The expedition staff of the Ocean Nova took us out in zodiacs for a cruise of the cove Saturday morning. The sun didn't shine but at least it wasn't raining or windy - and the wildlife showed up for our entertainment and viewing pleasure.
Our ship at anchor not far from the icecap of the Antarctic peninsula.
A Crabeater seal resting on an iceberg.
This one's a Weddell seal. The Weddell seals rely on large sharp front teeth to keep breathing holes open in the ice during the winter. Tooth wear is the number one cause of death for these seals.
The Leopard seal is to the Antarctic what the Polar bear is to the Arctic - it is the top predator. This huge animal eats a lot of penguins during the penguin breeding season, and hunts by cruising stealthily along the edge of icebergs waiting for a penguin to drop down into the water from above.
The massive icebergs of Cierva Cove.
The glaciers of mainland Antarctica - there are too many to name, and they all are extremely large.
Our tiny zodiacs can perhaps lend a little perspective to the scale of the pictures and the size of the glaciers and icebergs.
***********************************************************
Our afternoon excursion was a landing at Mikklesen Harbor. This rocky islet is located in a small bay on the southern side of Trinity Island between Skottsberg and Borge points in the Palmer Archipelago. The island was discovered by the Swedish Antarctic expedition of 1901-1904. The sight is marked by a navigation tower and some unmanned huts.
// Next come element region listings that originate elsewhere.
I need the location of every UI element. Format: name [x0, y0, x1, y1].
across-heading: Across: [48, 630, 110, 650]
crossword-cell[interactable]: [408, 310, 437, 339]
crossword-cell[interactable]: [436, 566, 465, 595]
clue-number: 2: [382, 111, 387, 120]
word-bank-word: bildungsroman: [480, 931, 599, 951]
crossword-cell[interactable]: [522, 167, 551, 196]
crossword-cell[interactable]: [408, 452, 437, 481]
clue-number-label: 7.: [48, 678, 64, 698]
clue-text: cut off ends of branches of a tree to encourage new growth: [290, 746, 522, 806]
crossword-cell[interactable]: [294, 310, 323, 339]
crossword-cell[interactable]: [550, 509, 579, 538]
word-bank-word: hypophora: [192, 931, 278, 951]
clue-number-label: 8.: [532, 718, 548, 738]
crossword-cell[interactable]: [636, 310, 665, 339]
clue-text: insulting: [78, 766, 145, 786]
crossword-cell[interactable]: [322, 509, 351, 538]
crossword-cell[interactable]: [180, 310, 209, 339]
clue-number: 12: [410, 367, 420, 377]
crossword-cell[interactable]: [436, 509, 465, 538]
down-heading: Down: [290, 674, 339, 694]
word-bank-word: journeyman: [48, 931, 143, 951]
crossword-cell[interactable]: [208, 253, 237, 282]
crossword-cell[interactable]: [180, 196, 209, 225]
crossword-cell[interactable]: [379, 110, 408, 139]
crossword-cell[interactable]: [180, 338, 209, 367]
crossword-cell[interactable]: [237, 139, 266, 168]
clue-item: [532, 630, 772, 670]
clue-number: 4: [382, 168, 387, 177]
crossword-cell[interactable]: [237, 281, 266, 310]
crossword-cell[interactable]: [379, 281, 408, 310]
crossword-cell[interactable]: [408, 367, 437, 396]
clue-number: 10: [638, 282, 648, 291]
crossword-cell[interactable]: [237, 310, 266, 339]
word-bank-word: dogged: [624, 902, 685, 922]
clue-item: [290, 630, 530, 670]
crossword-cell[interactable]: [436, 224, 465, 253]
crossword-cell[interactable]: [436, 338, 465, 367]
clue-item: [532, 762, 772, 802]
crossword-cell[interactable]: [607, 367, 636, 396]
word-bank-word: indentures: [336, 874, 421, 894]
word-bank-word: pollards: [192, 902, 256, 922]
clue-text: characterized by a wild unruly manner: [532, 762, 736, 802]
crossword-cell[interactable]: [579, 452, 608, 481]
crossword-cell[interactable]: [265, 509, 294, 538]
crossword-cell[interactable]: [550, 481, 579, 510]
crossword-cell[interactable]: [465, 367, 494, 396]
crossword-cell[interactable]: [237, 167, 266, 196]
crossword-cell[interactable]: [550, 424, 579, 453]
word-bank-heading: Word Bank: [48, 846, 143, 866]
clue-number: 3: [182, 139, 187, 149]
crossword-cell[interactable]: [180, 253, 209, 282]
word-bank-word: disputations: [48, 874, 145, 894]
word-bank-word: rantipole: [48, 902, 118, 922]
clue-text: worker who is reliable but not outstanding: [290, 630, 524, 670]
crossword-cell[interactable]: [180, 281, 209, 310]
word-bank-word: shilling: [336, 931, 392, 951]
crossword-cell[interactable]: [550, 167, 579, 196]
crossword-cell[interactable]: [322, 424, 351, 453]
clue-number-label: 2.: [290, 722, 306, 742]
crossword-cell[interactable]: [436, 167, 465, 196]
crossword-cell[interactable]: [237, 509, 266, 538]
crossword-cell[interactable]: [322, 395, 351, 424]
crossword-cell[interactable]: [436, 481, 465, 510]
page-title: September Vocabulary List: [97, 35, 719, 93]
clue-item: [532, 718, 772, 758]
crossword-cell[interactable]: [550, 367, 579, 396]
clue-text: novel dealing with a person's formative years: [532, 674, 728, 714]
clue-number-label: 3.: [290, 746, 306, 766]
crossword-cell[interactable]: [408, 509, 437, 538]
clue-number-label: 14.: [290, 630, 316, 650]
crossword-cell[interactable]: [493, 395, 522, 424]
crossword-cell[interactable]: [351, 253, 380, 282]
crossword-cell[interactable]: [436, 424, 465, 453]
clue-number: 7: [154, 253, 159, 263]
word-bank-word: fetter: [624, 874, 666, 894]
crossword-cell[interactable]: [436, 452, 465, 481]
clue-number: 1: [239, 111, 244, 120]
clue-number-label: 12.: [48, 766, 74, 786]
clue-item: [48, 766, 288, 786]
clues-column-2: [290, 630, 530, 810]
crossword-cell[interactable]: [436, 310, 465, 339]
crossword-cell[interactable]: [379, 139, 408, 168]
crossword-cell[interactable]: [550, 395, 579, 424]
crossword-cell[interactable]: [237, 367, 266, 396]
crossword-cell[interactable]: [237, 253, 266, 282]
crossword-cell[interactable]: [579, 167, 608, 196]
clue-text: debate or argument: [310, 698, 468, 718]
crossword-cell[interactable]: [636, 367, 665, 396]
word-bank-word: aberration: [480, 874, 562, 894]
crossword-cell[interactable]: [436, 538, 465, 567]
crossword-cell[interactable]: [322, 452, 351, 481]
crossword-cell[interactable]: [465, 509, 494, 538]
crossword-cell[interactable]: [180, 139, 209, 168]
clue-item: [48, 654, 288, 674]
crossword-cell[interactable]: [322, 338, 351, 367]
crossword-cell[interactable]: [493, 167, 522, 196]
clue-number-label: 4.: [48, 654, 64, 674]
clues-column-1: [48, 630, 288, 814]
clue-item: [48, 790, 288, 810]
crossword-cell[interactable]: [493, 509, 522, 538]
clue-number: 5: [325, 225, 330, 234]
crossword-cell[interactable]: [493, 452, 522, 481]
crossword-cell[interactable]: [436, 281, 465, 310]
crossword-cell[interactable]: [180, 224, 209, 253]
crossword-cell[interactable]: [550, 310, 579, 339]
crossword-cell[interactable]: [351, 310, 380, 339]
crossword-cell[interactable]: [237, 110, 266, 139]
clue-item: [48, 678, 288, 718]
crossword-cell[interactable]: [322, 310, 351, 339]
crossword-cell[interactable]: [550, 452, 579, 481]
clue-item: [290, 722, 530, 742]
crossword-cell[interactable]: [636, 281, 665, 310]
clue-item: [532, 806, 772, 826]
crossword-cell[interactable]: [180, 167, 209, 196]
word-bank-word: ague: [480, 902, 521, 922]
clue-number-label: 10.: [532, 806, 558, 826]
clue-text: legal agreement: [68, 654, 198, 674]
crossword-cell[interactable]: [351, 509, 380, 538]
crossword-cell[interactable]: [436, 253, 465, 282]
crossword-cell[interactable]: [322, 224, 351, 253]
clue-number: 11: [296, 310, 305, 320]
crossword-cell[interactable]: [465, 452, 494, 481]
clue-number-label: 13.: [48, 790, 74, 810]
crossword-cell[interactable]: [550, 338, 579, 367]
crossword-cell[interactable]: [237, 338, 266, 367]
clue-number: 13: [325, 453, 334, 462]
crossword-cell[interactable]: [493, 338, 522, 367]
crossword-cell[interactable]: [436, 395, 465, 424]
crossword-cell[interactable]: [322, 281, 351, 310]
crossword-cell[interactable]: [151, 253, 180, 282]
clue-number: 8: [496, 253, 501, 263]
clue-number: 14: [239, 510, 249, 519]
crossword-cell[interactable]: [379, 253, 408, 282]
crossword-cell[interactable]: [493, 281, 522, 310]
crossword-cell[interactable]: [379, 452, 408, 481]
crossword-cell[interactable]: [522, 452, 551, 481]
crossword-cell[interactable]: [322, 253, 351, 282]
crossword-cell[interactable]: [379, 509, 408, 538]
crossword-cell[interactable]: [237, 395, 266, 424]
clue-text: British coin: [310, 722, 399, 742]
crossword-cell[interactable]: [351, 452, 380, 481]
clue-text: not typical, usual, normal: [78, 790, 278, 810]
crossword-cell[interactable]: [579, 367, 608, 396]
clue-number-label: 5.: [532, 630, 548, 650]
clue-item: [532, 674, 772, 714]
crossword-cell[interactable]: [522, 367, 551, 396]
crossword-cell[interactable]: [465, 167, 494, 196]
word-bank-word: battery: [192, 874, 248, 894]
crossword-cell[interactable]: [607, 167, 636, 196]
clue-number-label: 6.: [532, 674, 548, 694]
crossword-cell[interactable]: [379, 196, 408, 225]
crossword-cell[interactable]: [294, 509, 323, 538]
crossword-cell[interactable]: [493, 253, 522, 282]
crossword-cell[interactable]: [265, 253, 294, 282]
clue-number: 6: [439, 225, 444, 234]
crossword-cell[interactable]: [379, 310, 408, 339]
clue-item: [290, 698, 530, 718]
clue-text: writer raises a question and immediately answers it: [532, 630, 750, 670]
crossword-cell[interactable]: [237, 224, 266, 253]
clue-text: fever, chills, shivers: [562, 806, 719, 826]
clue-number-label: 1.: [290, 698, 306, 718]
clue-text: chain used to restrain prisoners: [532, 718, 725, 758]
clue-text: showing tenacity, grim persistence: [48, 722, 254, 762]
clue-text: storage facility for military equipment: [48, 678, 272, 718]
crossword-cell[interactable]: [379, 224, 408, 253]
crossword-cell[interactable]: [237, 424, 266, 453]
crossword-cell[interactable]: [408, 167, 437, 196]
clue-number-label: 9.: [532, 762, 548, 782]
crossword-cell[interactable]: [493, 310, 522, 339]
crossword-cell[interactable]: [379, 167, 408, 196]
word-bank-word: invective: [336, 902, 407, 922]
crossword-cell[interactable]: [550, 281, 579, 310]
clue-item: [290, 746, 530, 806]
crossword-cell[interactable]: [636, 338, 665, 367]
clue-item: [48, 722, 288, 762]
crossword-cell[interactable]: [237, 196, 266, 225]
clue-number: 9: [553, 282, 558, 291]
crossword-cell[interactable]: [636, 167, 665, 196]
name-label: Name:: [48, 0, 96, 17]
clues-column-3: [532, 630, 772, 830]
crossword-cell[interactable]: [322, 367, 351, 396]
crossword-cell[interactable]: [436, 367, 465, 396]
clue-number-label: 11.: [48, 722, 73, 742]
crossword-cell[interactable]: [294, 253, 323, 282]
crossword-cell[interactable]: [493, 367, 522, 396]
The Ocean Nova anchors near Mikklesen Harbor,
and the tourists go ashore to commune with Penguins.
First we have the gentle Gentoos,
and then we ran across something new - an Adelie penguin.
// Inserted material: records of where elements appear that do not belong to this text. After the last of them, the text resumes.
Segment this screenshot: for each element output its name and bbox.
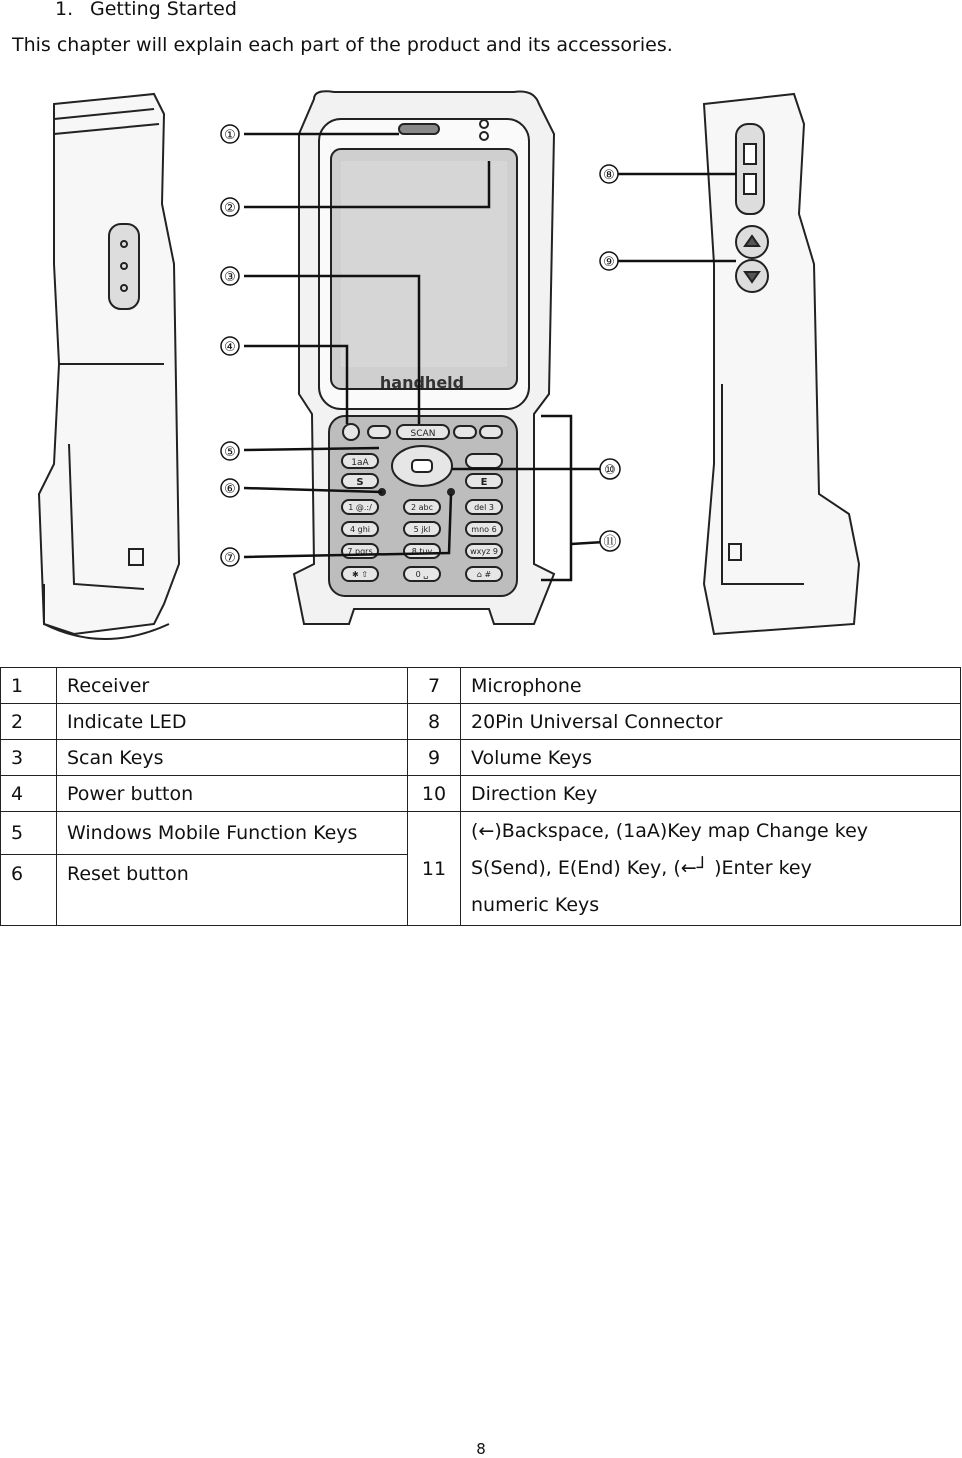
callout-3: ③ xyxy=(224,270,236,285)
description-line: (←)Backspace, (1aA)Key map Change key xyxy=(471,820,869,842)
backspace-key xyxy=(480,426,502,438)
key-3-label: del 3 xyxy=(474,503,494,512)
keymap-key-label: 1aA xyxy=(351,458,369,468)
page-number: 8 xyxy=(476,1440,486,1458)
part-number: 6 xyxy=(1,855,57,926)
power-key xyxy=(343,424,359,440)
section-title: Getting Started xyxy=(90,0,237,20)
key-6-label: mno 6 xyxy=(471,525,497,534)
key-0-label: 0 ␣ xyxy=(415,570,429,579)
callout-9: ⑨ xyxy=(603,255,615,270)
part-name: Receiver xyxy=(57,668,408,704)
brand-label: handheld xyxy=(379,373,465,392)
callout-7: ⑦ xyxy=(224,551,236,566)
part-number: 1 xyxy=(1,668,57,704)
function-key-right xyxy=(454,426,476,438)
scan-key-label: SCAN xyxy=(410,429,436,439)
part-name: Microphone xyxy=(461,668,961,704)
table-row xyxy=(1,776,961,812)
callout-8: ⑧ xyxy=(603,168,615,183)
part-number: 11 xyxy=(408,812,461,926)
part-number: 9 xyxy=(408,740,461,776)
table-row xyxy=(1,704,961,740)
front-view xyxy=(294,91,554,624)
callout-1: ① xyxy=(224,128,236,143)
table-row xyxy=(1,740,961,776)
part-name: 20Pin Universal Connector xyxy=(461,704,961,740)
function-key-left xyxy=(368,426,390,438)
table-row xyxy=(1,668,961,704)
left-side-view xyxy=(39,94,179,639)
part-number: 5 xyxy=(1,812,57,855)
part-name: Indicate LED xyxy=(57,704,408,740)
part-number: 8 xyxy=(408,704,461,740)
section-heading xyxy=(55,0,237,20)
key-7-label: 7 pqrs xyxy=(347,547,373,556)
key-5-label: 5 jkl xyxy=(413,525,431,534)
send-key-label: S xyxy=(356,477,364,488)
part-number: 10 xyxy=(408,776,461,812)
callout-4: ④ xyxy=(224,340,236,355)
part-number: 3 xyxy=(1,740,57,776)
part-number: 7 xyxy=(408,668,461,704)
key-hash-label: ⌂ # xyxy=(476,570,492,579)
section-number: 1. xyxy=(55,0,74,20)
part-description-multiline xyxy=(461,812,961,926)
description-line: S(Send), E(End) Key, (←┘ )Enter key xyxy=(471,857,812,879)
part-number: 2 xyxy=(1,704,57,740)
callout-6: ⑥ xyxy=(224,482,236,497)
part-name: Scan Keys xyxy=(57,740,408,776)
end-key-label: E xyxy=(480,477,488,488)
key-9-label: wxyz 9 xyxy=(470,547,498,556)
device-figure xyxy=(14,64,874,656)
parts-table xyxy=(0,667,961,926)
part-name: Volume Keys xyxy=(461,740,961,776)
part-name: Power button xyxy=(57,776,408,812)
callout-2: ② xyxy=(224,201,236,216)
part-number: 4 xyxy=(1,776,57,812)
key-4-label: 4 ghi xyxy=(349,525,371,534)
part-name: Windows Mobile Function Keys xyxy=(57,812,408,855)
key-1-label: 1 @.:/ xyxy=(348,503,372,512)
callout-11: ⑪ xyxy=(603,535,617,550)
description-line: numeric Keys xyxy=(471,894,600,916)
enter-key xyxy=(466,454,502,468)
intro-paragraph: This chapter will explain each part of the product and its accessories. xyxy=(12,34,673,56)
key-8-label: 8 tuv xyxy=(411,547,433,556)
part-name: Reset button xyxy=(57,855,408,926)
key-star-label: ✱ ⇧ xyxy=(352,570,368,579)
callout-5: ⑤ xyxy=(224,445,236,460)
table-row xyxy=(1,812,961,855)
key-2-label: 2 abc xyxy=(410,503,434,512)
callout-10: ⑩ xyxy=(604,463,616,478)
part-name: Direction Key xyxy=(461,776,961,812)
A couple of Crabeater seals resting in the snow,
and a Weddell not far away.
And a family of humans huddling (once again) for warmth. We couldn't resist hauling out the home-town paper!
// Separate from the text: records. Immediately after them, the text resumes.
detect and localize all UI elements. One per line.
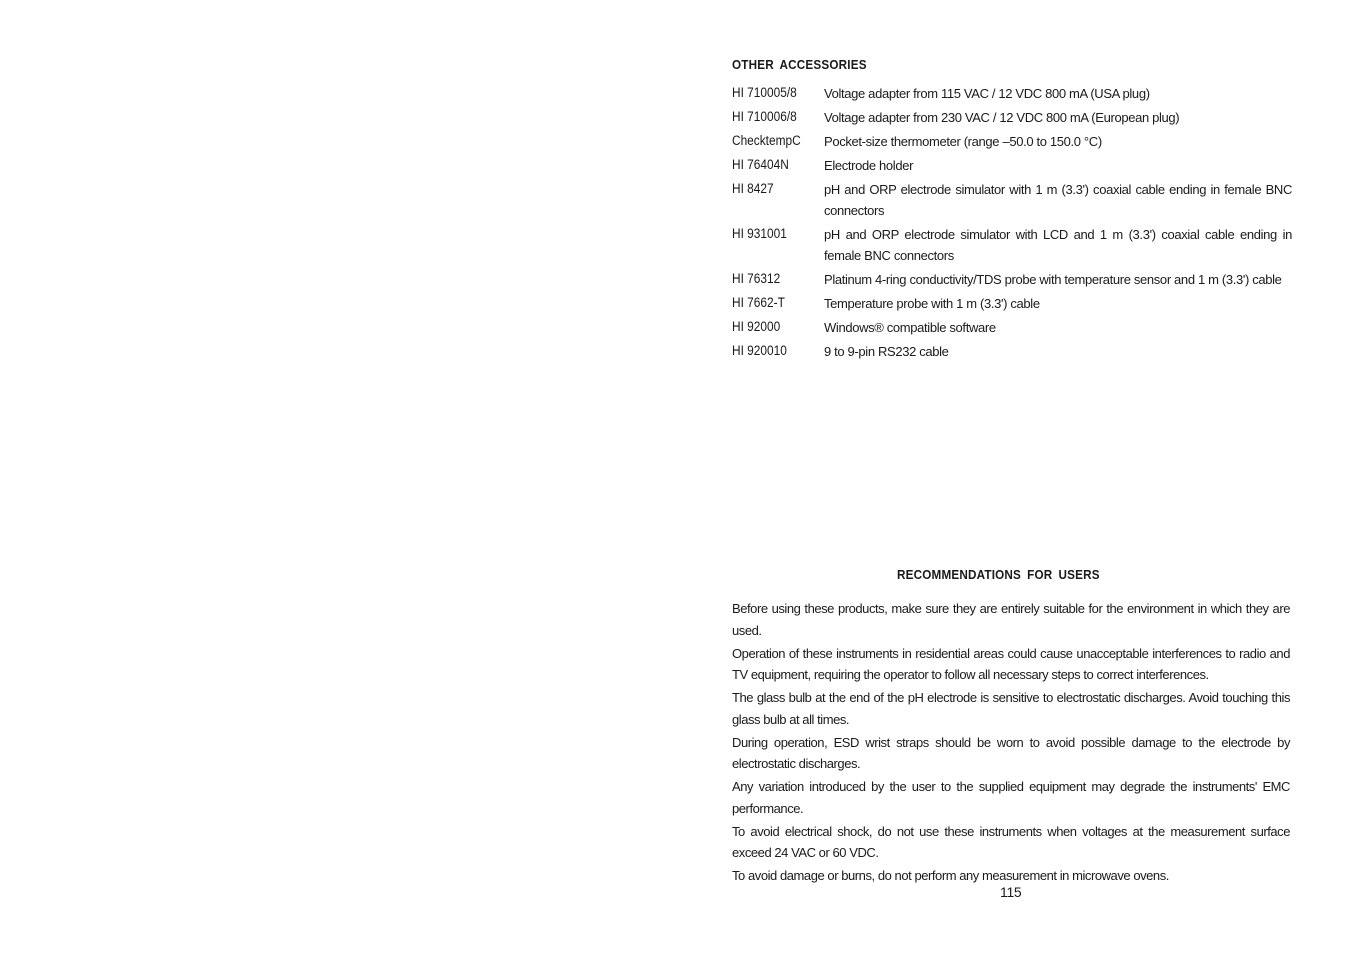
accessory-row — [732, 83, 1292, 104]
accessory-row — [732, 317, 1292, 338]
accessory-description: Voltage adapter from 115 VAC / 12 VDC 800 mA (USA plug) — [824, 86, 1150, 101]
accessory-description: 9 to 9-pin RS232 cable — [824, 344, 949, 359]
other-accessories-heading: OTHER ACCESSORIES — [732, 57, 867, 72]
accessory-row — [732, 107, 1292, 128]
accessory-description: Voltage adapter from 230 VAC / 12 VDC 800 mA (European plug) — [824, 110, 1180, 125]
page-number: 115 — [1000, 884, 1022, 900]
accessory-code: HI 710006/8 — [732, 109, 797, 124]
accessory-description: Temperature probe with 1 m (3.3') cable — [824, 296, 1040, 311]
recommendations-body — [732, 598, 1290, 888]
recommendation-paragraph: Any variation introduced by the user to the supplied equipment may degrade the instruments' EMC performance. — [732, 779, 1290, 816]
accessory-description: Platinum 4-ring conductivity/TDS probe with temperature sensor and 1 m (3.3') cable — [824, 272, 1282, 287]
accessory-row — [732, 179, 1292, 221]
accessory-code: HI 76404N — [732, 157, 789, 172]
accessory-code: HI 92000 — [732, 319, 781, 334]
accessory-code: HI 920010 — [732, 343, 787, 358]
accessory-code: HI 931001 — [732, 226, 787, 241]
accessory-row — [732, 155, 1292, 176]
recommendation-paragraph: During operation, ESD wrist straps should be worn to avoid possible damage to the electrode by electrostatic discharges. — [732, 734, 1290, 771]
accessory-code: HI 7662-T — [732, 295, 785, 310]
accessory-code: HI 710005/8 — [732, 85, 797, 100]
accessories-list — [732, 83, 1292, 365]
accessory-row — [732, 341, 1292, 362]
recommendation-paragraph: The glass bulb at the end of the pH electrode is sensitive to electrostatic discharges. Avoid touching this glass bulb at all times. — [732, 690, 1290, 727]
accessory-description: Pocket-size thermometer (range –50.0 to 150.0 °C) — [824, 134, 1102, 149]
accessory-description: Electrode holder — [824, 158, 914, 173]
accessory-code: HI 8427 — [732, 181, 774, 196]
accessory-row — [732, 131, 1292, 152]
recommendation-paragraph: Operation of these instruments in residential areas could cause unacceptable interferences to radio and TV equipment, requiring the operator to follow all necessary steps to correct interferences. — [732, 645, 1290, 682]
recommendations-heading: RECOMMENDATIONS FOR USERS — [897, 567, 1100, 582]
accessory-code: ChecktempC — [732, 133, 801, 148]
accessory-row — [732, 293, 1292, 314]
recommendation-paragraph: Before using these products, make sure they are entirely suitable for the environment in which they are used. — [732, 601, 1290, 638]
recommendation-paragraph: To avoid damage or burns, do not perform any measurement in microwave ovens. — [732, 868, 1169, 883]
recommendation-paragraph: To avoid electrical shock, do not use these instruments when voltages at the measurement surface exceed 24 VAC or 60 VDC. — [732, 823, 1290, 860]
accessory-description: pH and ORP electrode simulator with LCD and 1 m (3.3') coaxial cable ending in female BNC connectors — [824, 227, 1292, 263]
accessory-code: HI 76312 — [732, 271, 781, 286]
accessory-description: pH and ORP electrode simulator with 1 m (3.3') coaxial cable ending in female BNC connectors — [824, 182, 1292, 218]
accessory-description: Windows® compatible software — [824, 320, 996, 335]
manual-page — [732, 0, 1292, 954]
accessory-row — [732, 224, 1292, 266]
accessory-row — [732, 269, 1292, 290]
**************************************************************
...and last but not least - each night the expedition staff of our cruise hold a short meeting to go over what happened during the day (what we saw), answer questions, and review the expected itinerary for the next day. At today's meeting, our expedition team leader Jill informed everyone of an interesting event that had happened the previous evening. She told us that fairly late at night, she received a page from the captain requesting her presence on the bridge. "Jill, we have problem," he informed her in stern, Ukranian accented English. A few minutes earlier, he had received a distress signal from another cruise ship requesting assistance, and our ship, the Ocean Nova, just happened to be the nearest ship to respond to the call. By all proper nautical protocol, we were obligated to abandon our current course (and our current cruise itinerary) and head for the distressed Fram. The captain of our ship had started to sail full-speed towards the Fram.
The 2007-built Fram is one of the newest and largest expedition ships afloat, but it still encountered engine difficulties , and without propulsion, it had no way to purposefully avoid obstacles (like icebergs or a rocky coastline). Apparently the ship drifted into the icy wall of a glacier. With a super-strong double hull, the ship may have not been in serious danger of sustaining the kind of damage that would sink it, but one of the lifeboats hanging alongside on the top deck (and protruding out a little from the side of the hull) was quite severely crunched.
The crew of the Fram resolved their engine problem soon after the collision, and notified our captain that assistance was no longer needed. He turned back to where we had come from, and none of the tourist passengers of the Ocean Nova new a thing about it (until Jill debriefed us).
Without a full set of seaworthy lifeboats, the Fram was required to return immediately to Ushuaia. Fortunately for those of us on the Ocean Nova, we did NOT have to cruise all the way to the Fram, offload the passengers of a ship carrying almost 4 times as many people as ours, and then return directly to Ushuaia overstuffed in our cabins and without having been able to complete our own itinerary. But the over-riding message from Jill was quite clear - the Polar regions are extreme environments where small problems can become big ones very quickly. And if it was our ship with the problem, we'd be depending on someone else to come to our rescue. It goes with the territory, and we should be well aware of the responsibility as well as the risk.

MS Fram (after drifting into the wall of a glacier)
Point taken. We'll all breath a sigh of relief. Now lets go see more penguins!